Protein structures are evolutionarily more conserved than sequences, and sequences with very low sequence identity often share the same fold. This leads to the concept of protein designability. Elucidating the relationship between protein sequence and the three-dimensional structure that the sequence folds into is an important problem in computational structural biology.45 protein chains (40-mer) from the PDB were analyzed. Hydrophobic-polar sequences were generated and contact energies calculated by threading each sequence onto Cα coarse-grained protein structures. The minimum energy structure for each sequence was identified and the number of sequences folding to each fold (designability) was obtained. Highly designable structures obtained were found to be popular structural motifs.H/P mutational analysis of sequences folding to each conformation was performed.
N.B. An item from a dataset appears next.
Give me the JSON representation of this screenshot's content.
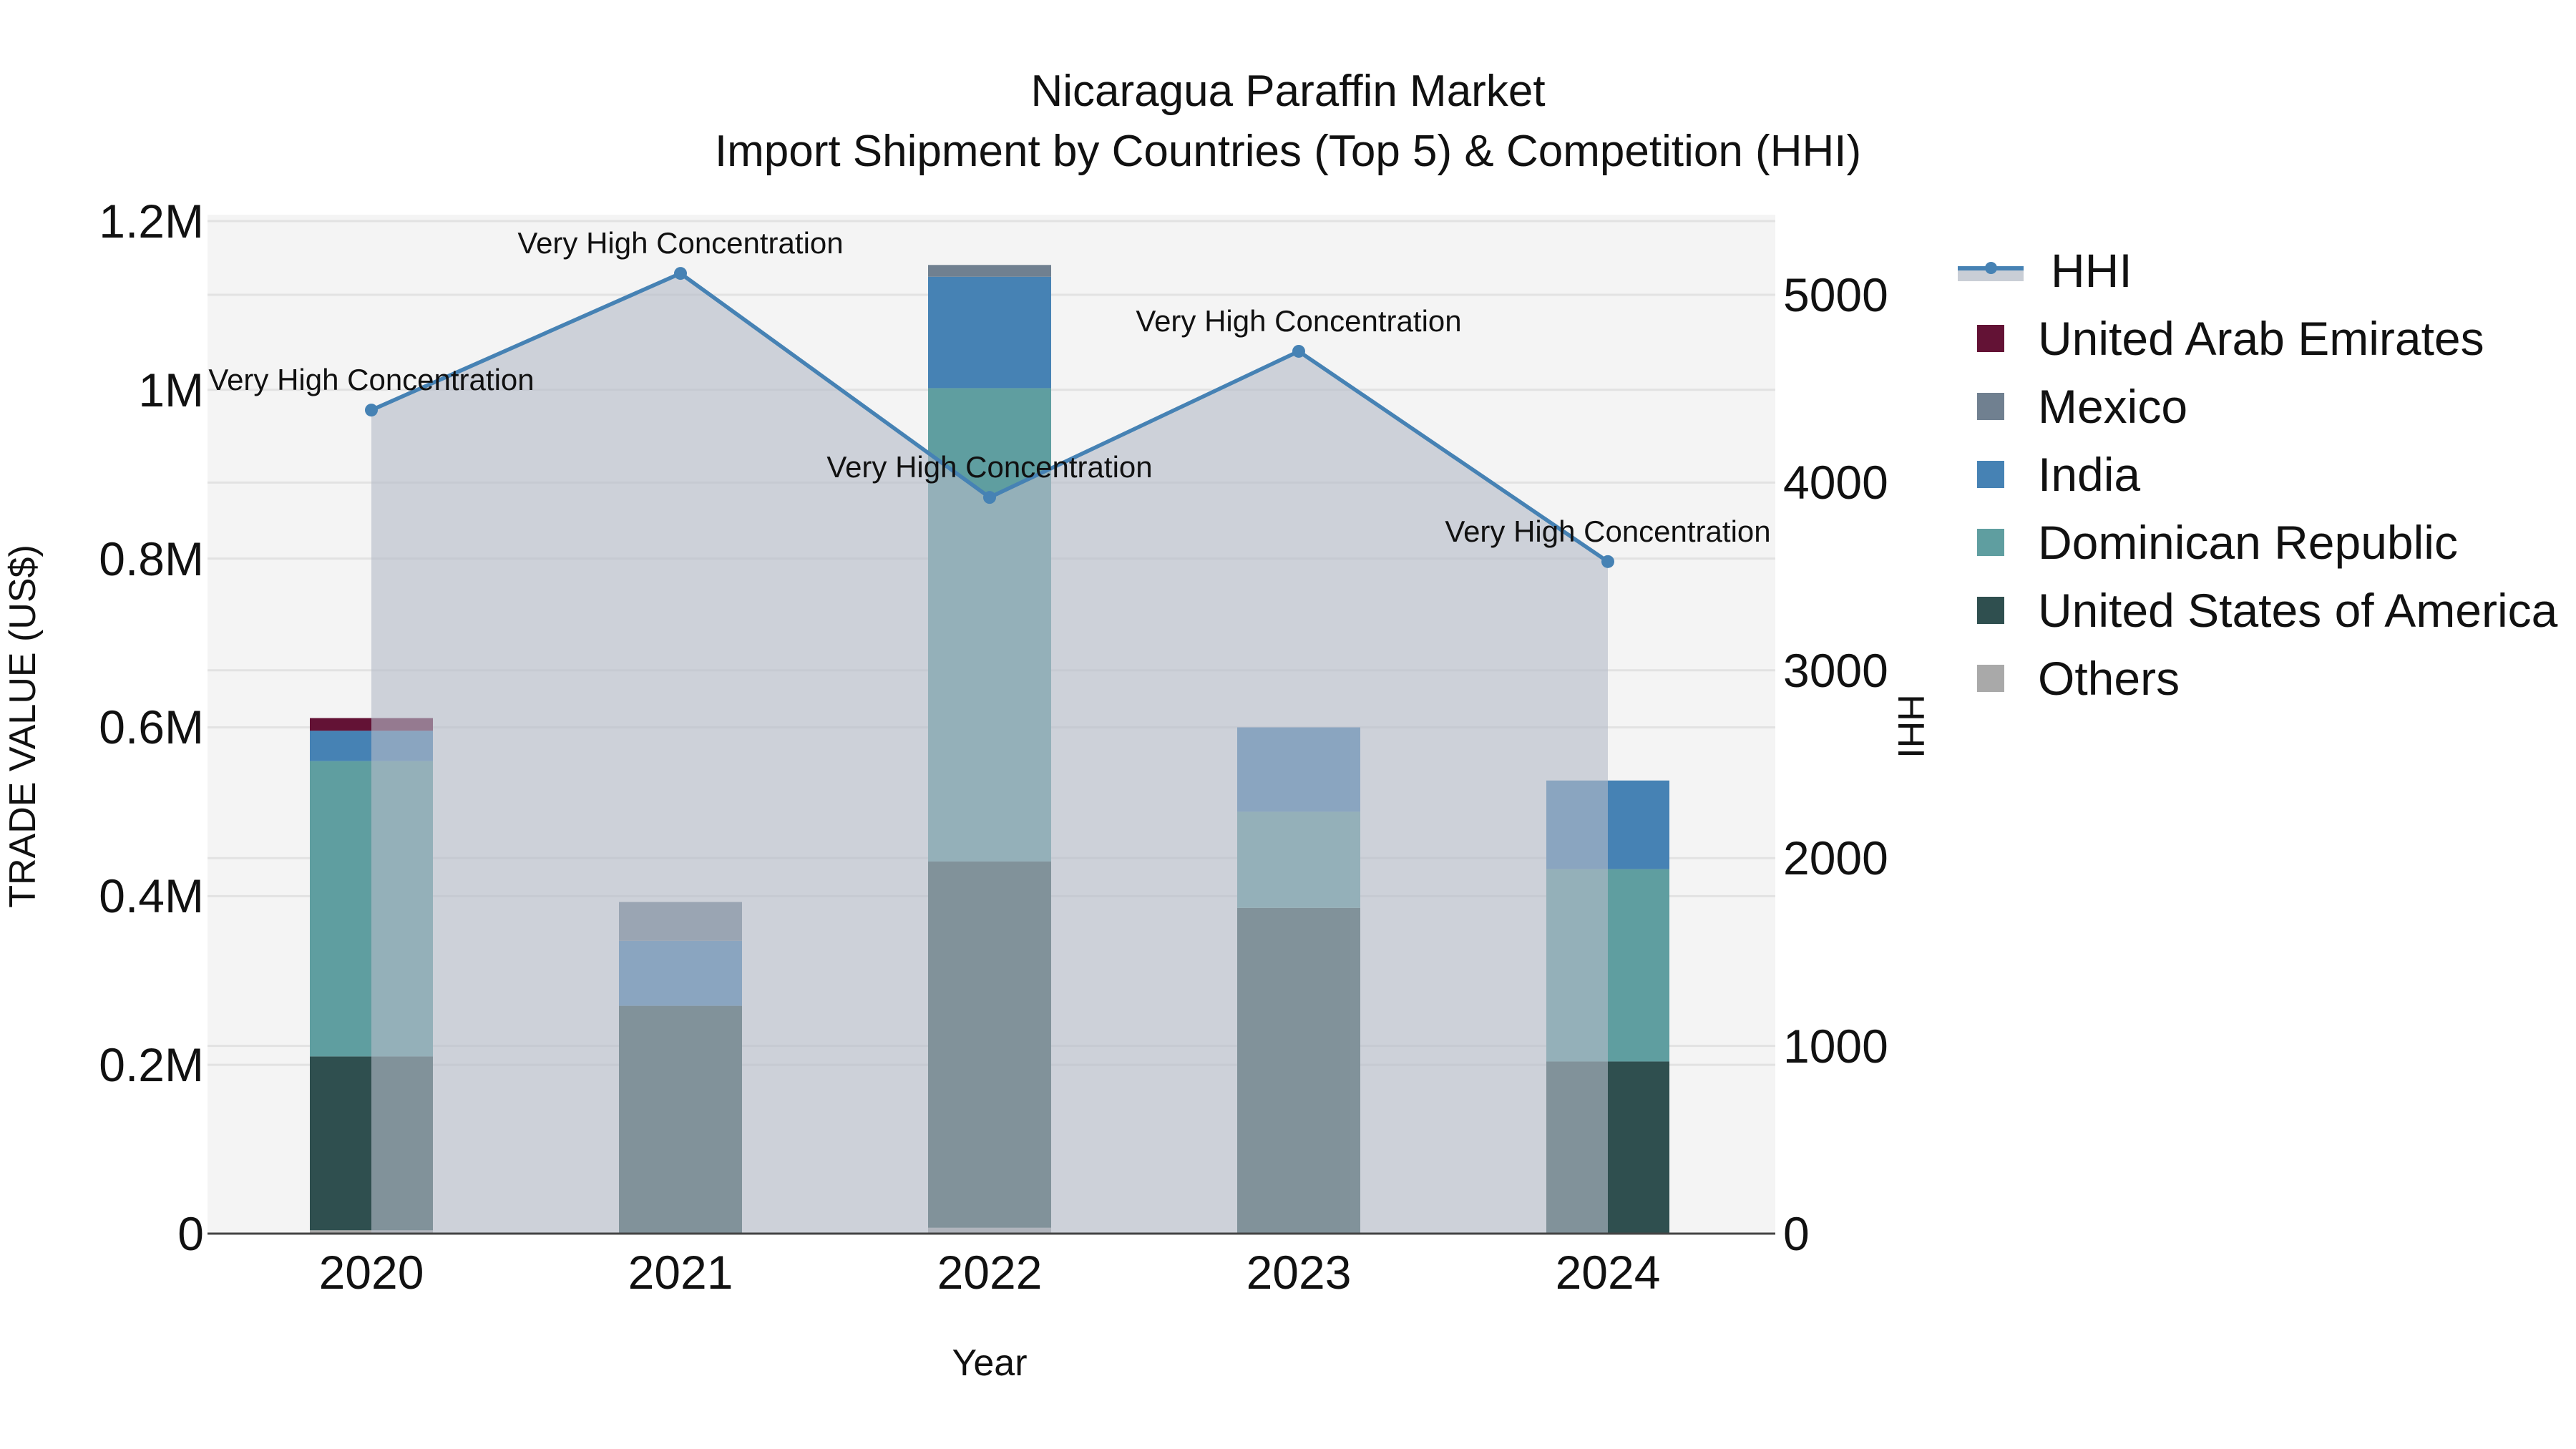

As designability increases, the total number of mutations was also found to increase. The sequences folding to the most designable structure (helix-turn-helix motif) were also analyzed. The degree of connectivity at each residue position correlates inversely with the degree of solvent exposure. The surface residues had fewer interactions compared to buried residues. Highly connected residues were also found to be more conserved than the other residue positions. i.e. the diversity of the sequences increases with designability; however, there are conserved positions.Using tripeptide percentages of the most and least designable sequences, ten-fold cross-validation was performed and designable sequences were found to be distinguishable (accuracies > 85%, AUC > 0.87). The same set of sequences was then used as a training set with a test set of real binary protein sequences. Designable sequences obtained mimic real protein sequences with accuracies of nearly 60%. Highly and poorly designable classes can be used to train machine learning algorithms to identify which real protein sequences are designable.